On Wednesday 10 March, Barking and Dagenham Council launched its Domestic Abuse Commission Report. The Commission, which is a UK first, has brought together a panel of national experts and, chaired by Polly Neate CBE, CEO of Shelter, has been looking at attitudes to domestic abuse in the local community. The report, which is a culmination of 17 months of work, is intended to act as blueprint for others to follow in tackling this national issue, which has only been exacerbated by a year of lockdown caused by COVID-19.
The virtual event was attended by over 150 people including members of the Commission. Polly Neate, shared the key findings of the report, and Nicole Jacobs, the designated first Domestic Abuse Commissioner for England and Wales, highlighted the national context of this issue. The event also heard from local survivors of domestic abuse who shared their experiences.

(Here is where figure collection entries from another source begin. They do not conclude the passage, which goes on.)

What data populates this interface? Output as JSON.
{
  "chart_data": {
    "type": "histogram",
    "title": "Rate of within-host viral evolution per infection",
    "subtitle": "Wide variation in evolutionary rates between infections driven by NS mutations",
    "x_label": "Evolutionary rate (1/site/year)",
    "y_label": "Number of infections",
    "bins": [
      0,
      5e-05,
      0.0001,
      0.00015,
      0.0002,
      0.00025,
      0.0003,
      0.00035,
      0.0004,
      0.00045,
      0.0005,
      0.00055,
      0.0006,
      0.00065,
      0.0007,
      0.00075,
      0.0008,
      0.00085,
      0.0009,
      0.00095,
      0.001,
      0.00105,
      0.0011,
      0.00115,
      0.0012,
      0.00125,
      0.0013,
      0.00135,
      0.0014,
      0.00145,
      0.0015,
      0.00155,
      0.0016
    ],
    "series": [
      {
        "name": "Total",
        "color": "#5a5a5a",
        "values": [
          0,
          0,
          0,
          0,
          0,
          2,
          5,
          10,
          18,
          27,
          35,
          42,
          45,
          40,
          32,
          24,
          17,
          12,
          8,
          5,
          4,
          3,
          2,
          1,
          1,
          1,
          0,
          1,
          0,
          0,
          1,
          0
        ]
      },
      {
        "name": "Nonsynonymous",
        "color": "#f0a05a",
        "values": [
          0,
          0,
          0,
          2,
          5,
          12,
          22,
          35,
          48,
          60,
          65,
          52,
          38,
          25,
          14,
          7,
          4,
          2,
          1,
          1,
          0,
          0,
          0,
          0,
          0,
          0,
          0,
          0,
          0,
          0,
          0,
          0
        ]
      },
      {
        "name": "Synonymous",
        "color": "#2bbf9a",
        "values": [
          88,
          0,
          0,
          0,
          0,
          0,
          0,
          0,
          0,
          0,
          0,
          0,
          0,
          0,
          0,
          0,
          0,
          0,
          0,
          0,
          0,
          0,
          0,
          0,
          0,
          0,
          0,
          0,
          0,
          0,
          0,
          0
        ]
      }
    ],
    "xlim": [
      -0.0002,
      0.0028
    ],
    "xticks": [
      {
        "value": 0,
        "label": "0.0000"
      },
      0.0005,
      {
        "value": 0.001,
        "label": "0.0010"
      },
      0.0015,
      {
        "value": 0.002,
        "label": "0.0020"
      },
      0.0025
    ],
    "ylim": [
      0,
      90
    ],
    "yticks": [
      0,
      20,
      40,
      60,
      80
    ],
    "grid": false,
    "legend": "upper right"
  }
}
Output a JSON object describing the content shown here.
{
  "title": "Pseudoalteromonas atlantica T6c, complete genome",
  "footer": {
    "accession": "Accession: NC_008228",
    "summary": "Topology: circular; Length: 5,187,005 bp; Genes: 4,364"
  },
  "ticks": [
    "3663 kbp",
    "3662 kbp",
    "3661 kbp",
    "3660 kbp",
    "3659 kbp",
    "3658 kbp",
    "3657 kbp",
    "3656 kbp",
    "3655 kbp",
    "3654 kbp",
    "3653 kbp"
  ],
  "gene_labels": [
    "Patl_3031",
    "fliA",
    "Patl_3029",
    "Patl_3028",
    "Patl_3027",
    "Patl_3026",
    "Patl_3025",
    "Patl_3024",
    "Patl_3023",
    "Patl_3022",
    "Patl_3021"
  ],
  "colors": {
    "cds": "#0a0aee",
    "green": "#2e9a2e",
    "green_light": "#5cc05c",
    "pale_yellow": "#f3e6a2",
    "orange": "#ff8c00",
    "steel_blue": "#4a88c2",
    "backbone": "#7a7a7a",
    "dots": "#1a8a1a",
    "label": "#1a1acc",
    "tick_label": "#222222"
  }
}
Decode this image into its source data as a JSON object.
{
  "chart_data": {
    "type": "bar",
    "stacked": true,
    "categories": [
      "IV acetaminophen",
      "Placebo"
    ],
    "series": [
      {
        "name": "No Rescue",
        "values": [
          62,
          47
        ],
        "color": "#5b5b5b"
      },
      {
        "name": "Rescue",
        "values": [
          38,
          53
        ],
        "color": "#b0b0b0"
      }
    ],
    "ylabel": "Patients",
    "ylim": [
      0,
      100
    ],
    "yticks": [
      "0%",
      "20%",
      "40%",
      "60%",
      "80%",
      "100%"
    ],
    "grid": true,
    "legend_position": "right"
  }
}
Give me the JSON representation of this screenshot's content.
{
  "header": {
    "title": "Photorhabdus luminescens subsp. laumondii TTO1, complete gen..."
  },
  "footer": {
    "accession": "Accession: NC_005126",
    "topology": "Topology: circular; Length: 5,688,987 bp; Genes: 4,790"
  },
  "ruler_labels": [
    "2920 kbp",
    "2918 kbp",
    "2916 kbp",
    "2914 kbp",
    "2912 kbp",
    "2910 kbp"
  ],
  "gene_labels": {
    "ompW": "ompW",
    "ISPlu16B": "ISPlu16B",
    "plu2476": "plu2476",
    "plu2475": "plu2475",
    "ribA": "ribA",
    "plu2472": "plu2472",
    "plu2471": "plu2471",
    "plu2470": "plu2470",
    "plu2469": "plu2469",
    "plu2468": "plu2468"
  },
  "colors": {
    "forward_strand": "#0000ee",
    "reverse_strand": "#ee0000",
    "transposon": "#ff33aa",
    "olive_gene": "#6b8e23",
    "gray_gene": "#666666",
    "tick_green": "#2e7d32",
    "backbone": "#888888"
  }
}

Domestic abuse is a national crisis. The COVID-19 pandemic has drawn attention to domestic abuse which has been described as a ‘shadow pandemic’. During the initial stages of the COVID-19 crisis in March 2020, Refuge reported a 50% increase to its National Domestic Abuse Helpline, and a 300% increase in visits to the helpline website. Local services report similar increases in demand.
It’s a key moment for domestic abuse too with the National Domestic Abuse Bill going to the House of Lords, and through its Domestic Abuse Commission, Barking and Dagenham has been adding to the national evidence base. Tackling this issue is a huge priority for the Council. Barking and Dagenham has consistently had the highest rate of reported domestic abuse offences in London and a 2017 and 2019 school survey found that 26% of Year 10 to Year 12 students thought it was sometimes acceptable to hit your partner.
The Commission has been led by survivors of domestic abuse who have co-produced the report and its recommendations. The report is structured around seven survivor-based outcomes which details what life should be like for survivors of domestic abuse in the borough. One of the key messages of the report is “We Believe You”. The Commission found that there was a culture of not believing survivors of domestic abuse amongst residents as well as professionals. One of its key recommendations is to create a culture change where professionals, and those in the community spread a message of “We Believe You”. The Commission also recommends that domestic abuse should be part of the council’s core business, with a ‘Domestic Abuse Impact Assessment’ that should be completed for each council decision. Core to the Commission’s recommendations is that those with lived experience of domestic abuse should play a key role in the council’s future approach to domestic abuse. A short film featuring three survivors of domestic abuse was also premiered at the event, which is available online: https://f.io/MqRKOtLW
Nicole Jacobs, the designated first Domestic Abuse Commissioner for England and Wales, said: – “I have a lot to learn from this initiative and I hope we continue the conversation. The Barking and Dagenham Domestic Abuse Commission captures the ambition of where we want to go. Domestic abuse is everyone’s business and what we need is a coordinated community response and the ‘We Believe You’ approach.”
Polly Neate CBE, Chair of the Domestic Abuse Commission said: “Survivors of domestic abuse are met with disbelief and disadvantage wherever they turn, whether in their community or from professionals who should be striving to protect them and help them recover.
“This is not only the case in Barking & Dagenham, but everywhere in the country – the difference in Barking & Dagenham is there’s the will to change. This commission recommends a dramatic culture change, led by the council, but affecting the whole borough. I hope our recommendations will improve things for survivors both in Barking & Dagenham and more widely.”
Cllr Maureen Worby, Cabinet Member for Social Care and Health integration for Barking and Dagenham Council said: “Domestic abuse affects too many of our residents and I’m proud that as a borough, we have acknowledged that there is more to be done through launching this ground-breaking commission.
“Domestic abuse has been a priority for our political leadership but as this report highlights, we still have a long way to go. The commissioners have given us a way of moving forward, and I look forward to working with survivors of domestic abuse in our borough to improve our response to, and understanding of, domestic abuse. I will be championing the message of “We Believe You” through-out the council and beyond.”